Once the winds die down, it’s good winter gardening weather with plenty to do:

* Prune, prune, prune. Now is the time to cut back most deciduous trees and shrubs. The exceptions are spring-flowering shrubs such as lilacs.

* Now is the time to prune fruit trees. (The exceptions are apricot and cherry trees, which are susceptible to a fungus that causes dieback. Save them until summer.) Clean up leaves and debris around the trees to prevent the spread of disease.

* Prune roses, even if they’re still trying to bloom. Strip off any remaining leaves, so the bush will be able to put out new growth in early spring.

* Clean up leaves and debris around your newly pruned roses and shrubs. Put down fresh mulch or bark to keep roots cozy.

* After the wind stops, apply horticultural oil to fruit trees to control scale, mites and aphids. Oils need 24 hours of dry weather after application to be effective.

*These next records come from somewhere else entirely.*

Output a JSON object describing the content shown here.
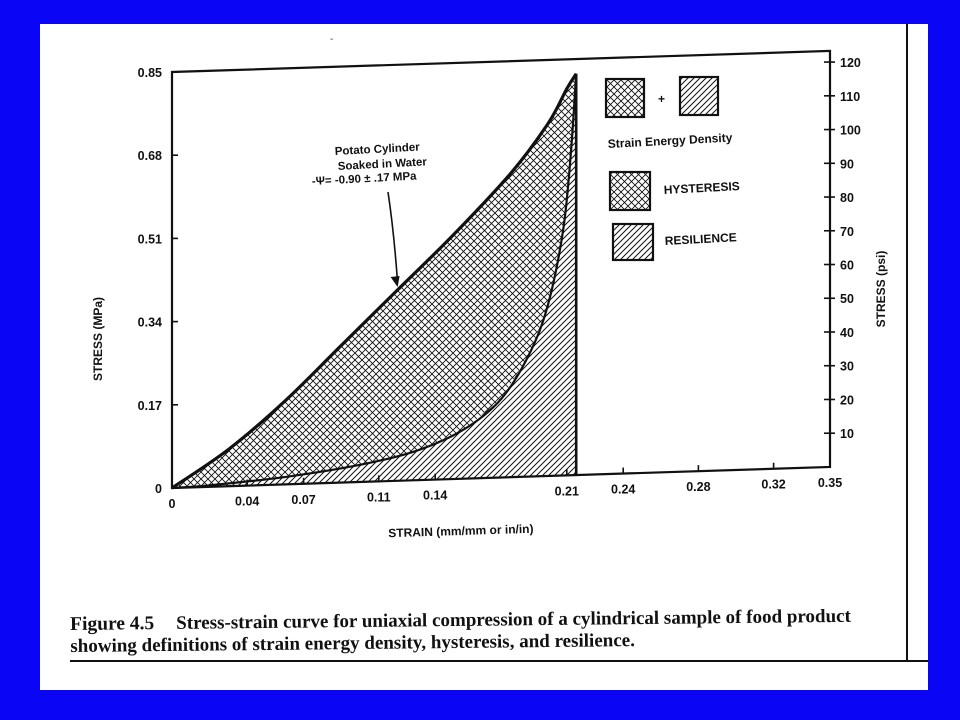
{
  "figure": {
    "caption_label": "Figure 4.5",
    "caption_text": "Stress-strain curve for uniaxial compression of a cylindrical sample of food product showing definitions of strain energy density, hysteresis, and resilience."
  },
  "chart_data": {
    "type": "area",
    "xlabel": "STRAIN (mm/mm or in/in)",
    "ylabel": "STRESS (MPa)",
    "y2label": "STRESS (psi)",
    "x_ticks": [
      "0",
      "0.04",
      "0.07",
      "0.11",
      "0.14",
      "0.21",
      "0.24",
      "0.28",
      "0.32",
      "0.35"
    ],
    "x_tick_values": [
      0,
      0.04,
      0.07,
      0.11,
      0.14,
      0.21,
      0.24,
      0.28,
      0.32,
      0.35
    ],
    "y_ticks": [
      "0",
      "0.17",
      "0.34",
      "0.51",
      "0.68",
      "0.85"
    ],
    "y_tick_values": [
      0,
      0.17,
      0.34,
      0.51,
      0.68,
      0.85
    ],
    "y2_ticks": [
      "10",
      "20",
      "30",
      "40",
      "50",
      "60",
      "70",
      "80",
      "90",
      "100",
      "110",
      "120"
    ],
    "y2_tick_values": [
      10,
      20,
      30,
      40,
      50,
      60,
      70,
      80,
      90,
      100,
      110,
      120
    ],
    "xlim": [
      0,
      0.35
    ],
    "ylim": [
      0,
      0.85
    ],
    "y2lim": [
      0,
      123.3
    ],
    "grid": false,
    "legend_position": "top-right",
    "series": [
      {
        "name": "loading curve",
        "points": [
          [
            0,
            0
          ],
          [
            0.03,
            0.075
          ],
          [
            0.06,
            0.17
          ],
          [
            0.09,
            0.28
          ],
          [
            0.12,
            0.39
          ],
          [
            0.15,
            0.5
          ],
          [
            0.18,
            0.62
          ],
          [
            0.2,
            0.72
          ],
          [
            0.21,
            0.79
          ],
          [
            0.215,
            0.82
          ]
        ]
      },
      {
        "name": "unloading curve",
        "points": [
          [
            0.215,
            0.82
          ],
          [
            0.212,
            0.65
          ],
          [
            0.208,
            0.5
          ],
          [
            0.2,
            0.35
          ],
          [
            0.19,
            0.25
          ],
          [
            0.175,
            0.16
          ],
          [
            0.155,
            0.1
          ],
          [
            0.13,
            0.06
          ],
          [
            0.1,
            0.035
          ],
          [
            0.06,
            0.015
          ],
          [
            0.02,
            0.003
          ],
          [
            0,
            0
          ]
        ]
      }
    ],
    "unload_end_strain": 0.215,
    "annotation": {
      "lines": [
        "Potato Cylinder",
        "Soaked in Water",
        "-Ψ= -0.90 ± .17 MPa"
      ],
      "arrow_target": [
        0.12,
        0.4
      ]
    },
    "legend": {
      "plus": "+",
      "title": "Strain Energy Density",
      "hysteresis": "HYSTERESIS",
      "resilience": "RESILIENCE"
    }
  }
}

* This is also the time to spray a copper-based fungicide to peach and nectarine trees to fight leaf curl. (The safest effective fungicides available for backyard trees are copper soap -- aka copper octanoate -- or copper ammonium, a fixed copper fungicide. Apply either of these copper products with 1% horticultural oil to increase effectiveness.)

* When forced bulbs sprout, move them to a cool, bright window. Give them a quarter turn each day so the stems will grow straight.

* Browse through seed catalogs and start making plans for spring and summer.

* Divide daylilies, Shasta daisies and other perennials.

* Cut back and divide chrysanthemums.

* Plant bare-root roses, trees and shrubs.

* Transplant pansies, violas, calendulas, English daisies, snapdragons and fairy primroses.

* In the vegetable garden, plant fava beans, head lettuce, mustard, onion sets, radicchio and radishes.

* Plant bare-root asparagus and root divisions of rhubarb.

* In the bulb department, plant callas, anemones, ranunculus and gladioli for bloom from late spring into summer.

* Plant blooming azaleas, camellias and rhododendrons. If you’re shopping for these beautiful landscape plants, you can now find them in full flower at local nurseries.